The bond between a mother and her children is so powerful that even the National Parks have warning signs posted about the increased danger of seeing a mother with her little ones. This isn’t a mystery.
But there is more. Mary Cassatt was an American painter around the time of the impressionists. She became famous for her paintings of mothers and children. Her art could capture a small moment between a mother and her child that is nothing special — but totally special, loaded with love, connection, and belonging. The gifts of a mother.
Nicolle and Her Mother c. 1900; Nathan Emory Coffin Collection of the Des Moines Art Center; Photo Credit: Rich Sanders, Des Moines.
So, I thought I would go look for Nicolle and her Mother at the Des Moines Art Center. I wandered and wandered through our world-class museum and could not find a single dark-haired, blue-eyed mom holding Nicolle.
Come to find out that she is in storage. Bummer.
Turning a corner, however, I found another family portrait at the Art Center.
Rosie and her mother (and friends) c. 2017; Chef’s Palette — Des Moines Art Center Cafe; Photo credit: Joe.
Rosie Punelli recently opened Chef’s Palette in the Art Center. A homecoming of sorts having worked for Lisa LaValle in this same spot for many years. But now it is all hers.
“I get here about 7:30 after I get my two kids to school. Then I start doing prep for the day, baking cake and things like that. I’m ready to open at 11.”
And open she does to the wonderful smells of soups and pastries and today’s special — chicken and sausage gumbo.
“I brought my mom, Jeannie, to help me. And this is Charletta. She is one of my best friends. And her niece, Kira, works in the kitchen. Charletta is like my kids’ other mother. This is a family operation.”
Professional service, high-class food, and one of the best locations in Des Moines. It’s an easy sell. But there’s something else going on here.
“I want the customer to enjoy the experience. That’s why I’m here. I want people to walk away happy — to enjoy the atmosphere and the food. Some people come in, they’re hungry, and a little bit grouchy, but by the time they leave they’re satisfied. That’s what I want.”
And . . . .
“We are one big family. I depend big time on my crew. I couldn’t do it without them.
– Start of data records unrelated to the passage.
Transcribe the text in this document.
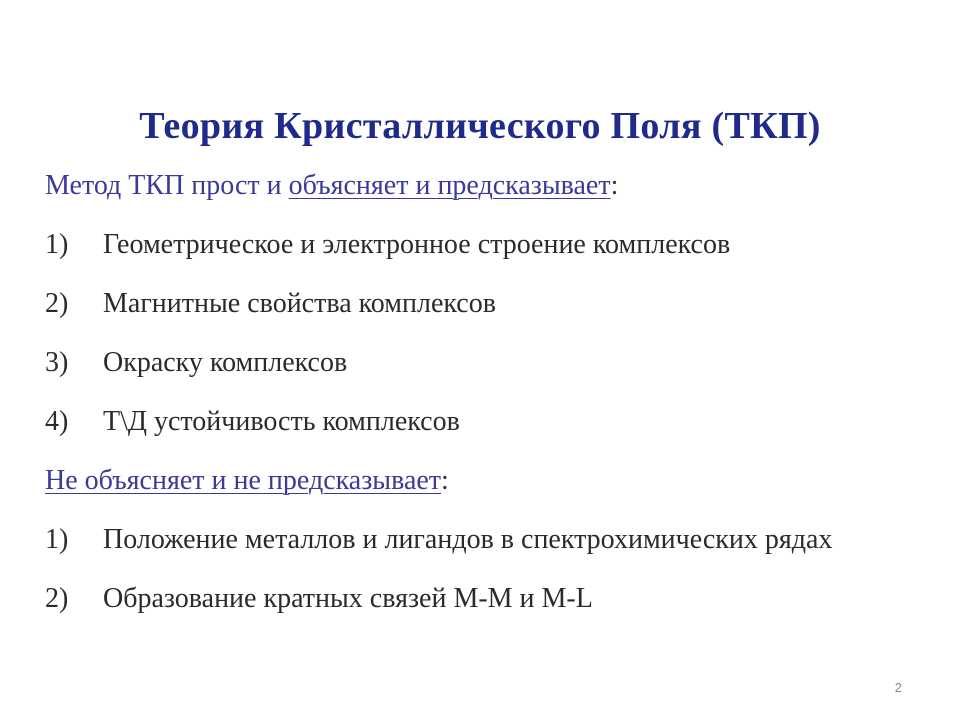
Теория Кристаллического Поля (ТКП)
Метод ТКП прост и объясняет и предсказывает:
1) Геометрическое и электронное строение комплексов
2) Магнитные свойства комплексов
3) Окраску комплексов
4) Т\Д устойчивость комплексов
Не объясняет и не предсказывает:
1) Положение металлов и лигандов в спектрохимических рядах
2) Образование кратных связей M-M и M-L
2
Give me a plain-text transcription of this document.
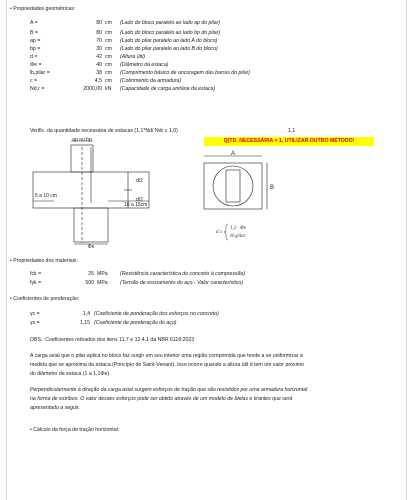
• Propriedades geométricas:
A =	80 cm (Lado do bloco paralelo ao lado ap do pilar)
B =	80 cm (Lado do bloco paralelo ao lado bp do pilar)
ap =	70 cm (Lado do pilar paralelo ao lado A do bloco)
bp =	30 cm (Lado do pilar paralelo ao lado B do bloco)
d =	42 cm (Altura útil)
Φe =	40 cm (Diâmetro da estaca)
lb,pilar =	38 cm (Comprimento básico de ancoragem das barras do pilar)
c =	4,5 cm (Cobrimento da armadura)
Nd,r =	2000,00 kN (Capacidade de carga unitária da estaca)
Verific. da quantidade necessária de estacas (1,1*Nd/ Ndr ≤ 1,0)	1,1
Q(TD. NECESSÁRIA > 1, UTILIZAR OUTRO MÉTODO!
ap ou bp
d/2
d/2
5 a 10 cm
10 a 15cm
Φe
A
B
d ≥
1,2 · Φe
ℓb,pilar
• Propriedades dos materiais:
fck =	25 MPa (Resistência característica do concreto à compressão)
fyk =	500 MPa (Tensão de escoamento do aço - Valor característico)
• Coeficientes de ponderação:
γc =	1,4 (Coeficiente de ponderação dos esforços no concreto)
γs =	1,15 (Coeficiente de ponderação do aço)
OBS.: Coeficientes retirados dos itens 11.7 e 12.4.1 da NBR 6118:2023
A carga axial que o pilar aplica no bloco faz surgir em seu interior uma região comprimida que tende a se uniformizar à
medida que se aproxima da estaca (Princípio de Saint-Venant). Isso ocorre quando a altura útil d tem um valor próximo
do diâmetro da estaca (1 a 1,1Φe).
Perpendicularmente à direção da carga axial surgem esforços de tração que são resistidos por uma armadura horizontal
na forma de estribos. O valor desses esforços pode ser obtido através de um modelo de bielas e tirantes que será
apresentado a seguir.
• Cálculo da força de tração horizontal:
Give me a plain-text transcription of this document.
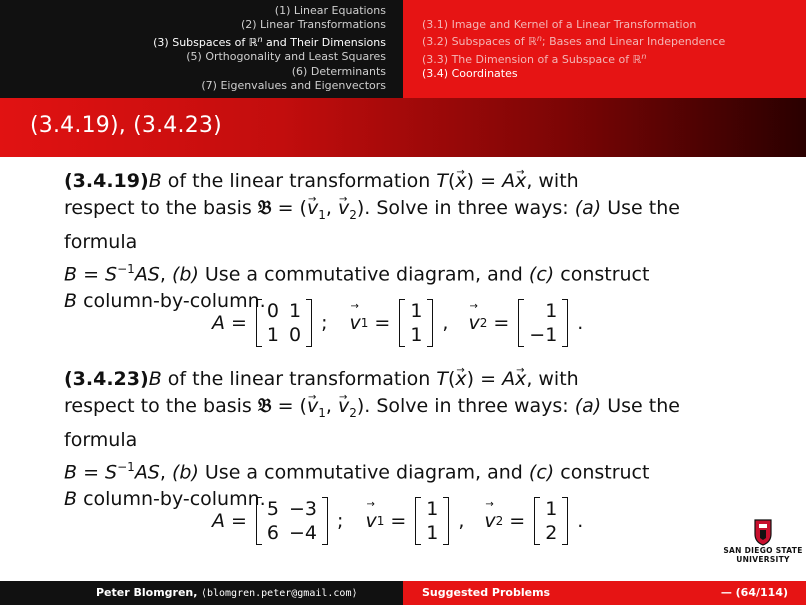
(1) Linear Equations
(2) Linear Transformations
(3) Subspaces of ℝ$^n$ and Their Dimensions
(5) Orthogonality and Least Squares
(6) Determinants
(7) Eigenvalues and Eigenvectors
(3.1) Image and Kernel of a Linear Transformation
(3.2) Subspaces of ℝ$^n$; Bases and Linear Independence
(3.3) The Dimension of a Subspace of ℝ$^n$
(3.4) Coordinates
(3.4.19), (3.4.23)
(3.4.19)B of the linear transformation T(→ x) = A→ x, with
respect to the basis 𝔅 = (→ $v_1$, → $v_2$). Solve in three ways: (a) Use the formula
$B = S^{-1}AS$, (b) Use a commutative diagram, and (c) construct
B column-by-column.
A =
0	1
1	0
; → v 1 =
1
1
, → v 2 =
1
−1
.
(3.4.23)B of the linear transformation T(→ x) = A→ x, with
respect to the basis 𝔅 = (→ $v_1$, → $v_2$). Solve in three ways: (a) Use the formula
$B = S^{-1}AS$, (b) Use a commutative diagram, and (c) construct
B column-by-column.
A =
5	−3
6	−4
; → v 1 =
1
1
, → v 2 =
1
2
.
SAN DIEGO STATE
UNIVERSITY
Peter Blomgren, ⟨blomgren.peter@gmail.com⟩	Suggested Problems	— (64/114)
I couldn’t do it without Charletta or my mom or without Kira. They all help me so much. It’s a dream.”
Love, connection, and belonging. Mary Cassatt could not have drawn this portrait any better.
So where is Mother’s Day and its true meaning? Is it in our shared humanity? Is it in the fierce bond between a mother and her children? Or is it in the spirit of love, connection, and belonging?
Got me. I’m a struggling dad.
By the way, would you mind passing me another slice of Rosie’s homemade lemon-ricotta cheesecake?